Roast the bell pepper, if using, directly over an open flame. Leave it until it is popping, crackling, and blackened, then turn to another side, and continue until it is blistered and black all over. Place it in a small mixing bowl, cover with a plate, and let steam for 10 minutes or so.
 Meanwhile, coarsely chop the onion, carrot, and celery, and saute until softened. Add the garlic and stir until fragrant. When the pepper is ready, rub off most of the peel with your fingers or a kitchen rag, slice up half of it and add that, too. (Save the other half for tacos, salad topping, pasta, or just about anything. You could just add it to the soup, too; just change the name to "Tomato and Roasted Pepper Soup.")

Add the tomatoes (here, frozen from my garden), along with the stock. (If your tomatoes require peeling, add just a bit of the stock at first, cover and steam for a few minutes. Pull out the tomatoes and cool until you are able to handle them, and the peels should slip of fairly easily.)

You might just find yourself using this stuff, too.
I won't tell.
About that stock, did you know that it's permissible to use chicken stock on meatless days? Or that you can make stock for free? Whatever you do, make sure you scrape up all those lovely blackish-brown bits at the bottom of your pan after you've added it. They're pure flavor.

Cover your pot, bring to a boil, then lower to a simmer for about 20 minutes, until your vegetables are quite soft.
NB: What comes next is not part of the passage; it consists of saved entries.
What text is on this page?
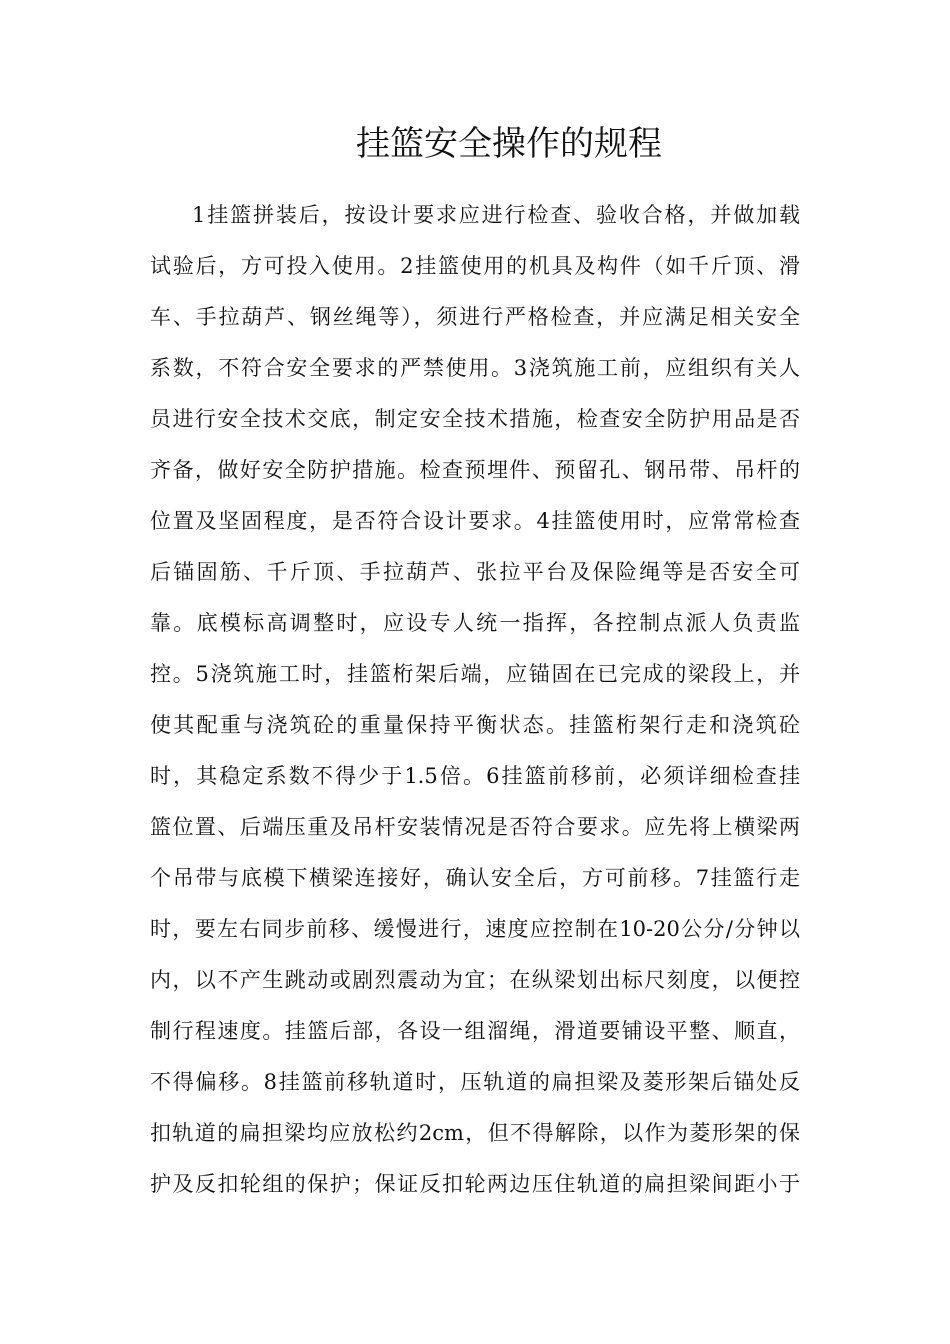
挂篮安全操作的规程
1挂篮拼装后，按设计要求应进行检查、验收合格，并做加载
试验后，方可投入使用。2挂篮使用的机具及构件（如千斤顶、滑
车、手拉葫芦、钢丝绳等），须进行严格检查，并应满足相关安全
系数，不符合安全要求的严禁使用。3浇筑施工前，应组织有关人
员进行安全技术交底，制定安全技术措施，检查安全防护用品是否
齐备，做好安全防护措施。检查预埋件、预留孔、钢吊带、吊杆的
位置及坚固程度，是否符合设计要求。4挂篮使用时，应常常检查
后锚固筋、千斤顶、手拉葫芦、张拉平台及保险绳等是否安全可
靠。底模标高调整时，应设专人统一指挥，各控制点派人负责监
控。5浇筑施工时，挂篮桁架后端，应锚固在已完成的梁段上，并
使其配重与浇筑砼的重量保持平衡状态。挂篮桁架行走和浇筑砼
时，其稳定系数不得少于1.5倍。6挂篮前移前，必须详细检查挂
篮位置、后端压重及吊杆安装情况是否符合要求。应先将上横梁两
个吊带与底模下横梁连接好，确认安全后，方可前移。7挂篮行走
时，要左右同步前移、缓慢进行，速度应控制在10-20公分/分钟以
内，以不产生跳动或剧烈震动为宜；在纵梁划出标尺刻度，以便控
制行程速度。挂篮后部，各设一组溜绳，滑道要铺设平整、顺直，
不得偏移。8挂篮前移轨道时，压轨道的扁担梁及菱形架后锚处反
扣轨道的扁担梁均应放松约2cm，但不得解除，以作为菱形架的保
护及反扣轮组的保护；保证反扣轮两边压住轨道的扁担梁间距小于
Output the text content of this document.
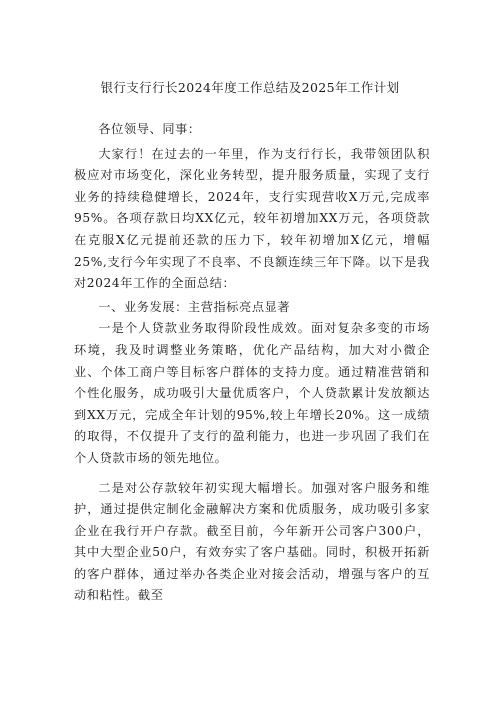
银行支行行长2024年度工作总结及2025年工作计划

各位领导、同事：

大家行！在过去的一年里，作为支行行长，我带领团队积极应对市场变化，深化业务转型，提升服务质量，实现了支行业务的持续稳健增长，2024年，支行实现营收X万元,完成率95%。各项存款日均XX亿元，较年初增加XX万元，各项贷款在克服X亿元提前还款的压力下，较年初增加X亿元，增幅25%,支行今年实现了不良率、不良额连续三年下降。以下是我对2024年工作的全面总结：

一、业务发展：主营指标亮点显著

一是个人贷款业务取得阶段性成效。面对复杂多变的市场环境，我及时调整业务策略，优化产品结构，加大对小微企业、个体工商户等目标客户群体的支持力度。通过精准营销和个性化服务，成功吸引大量优质客户，个人贷款累计发放额达到XX万元，完成全年计划的95%,较上年增长20%。这一成绩的取得，不仅提升了支行的盈利能力，也进一步巩固了我们在个人贷款市场的领先地位。

二是对公存款较年初实现大幅增长。加强对客户服务和维护，通过提供定制化金融解决方案和优质服务，成功吸引多家企业在我行开户存款。截至目前，今年新开公司客户300户，其中大型企业50户，有效夯实了客户基础。同时，积极开拓新的客户群体，通过举办各类企业对接会活动，增强与客户的互动和粘性。截至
Now, if you prefer a chunkier soup, and your tomatoes are fairly well mashed, you can just season to taste and serve right here. If you want a traditional dip for your perfect grilled cheese, however, you'll want to blend this thoroughly.

If you have an immersion blender, your job is quite easy. Just put it in the pot and turn it on until it's as smooth as you like. If you're using a regular blender, though, you should:
  • let the soup cool down for at least 10 minutes, 
  • fill the blender no more than  2/3 full
  • put the lid on, then throw a kitchen towel over it,
  • and hold the lid on tightly while you blend.
All of the above should prevent a highly messy and potentially scalding soup-splosion in your kitchen.

Once blended, you may return the soup to the pot to warm it back up again, and you should check your seasonings at this time. Tomatoes vary widely in flavor, as do tastes in tomato soup, so you may find yourself adding any of the following to a batch:
  • for an overall lacklustre soup:
    • ½ can or more tomato paste
    • red or white wine
    • a healthy dash balsamic vinegar
    • a half-tablespoon of lemon juice
  • for overly acidic tomatoes:
    • white or brown sugar
    • molasses
    • a bit more salt
  • if the soup is too cloying, or lacks "meatiness":
    • worchestershire sauce
    • soy sauce
    • hot sauce
    • mustard
    • celery salt
  • basil, powdered garlic, or a bit of smoked paprika can be nice additions as well. However tempting it may be, I would not recommend adding too much oregano, lest your diners find themselves wondering if you have repurposed last week's marinara sauce..

1 comment:

Lucy said...

I have been adding a pinch of caraway to my soups lately; it especially adds a depth of flavor to potato and lentil based soups.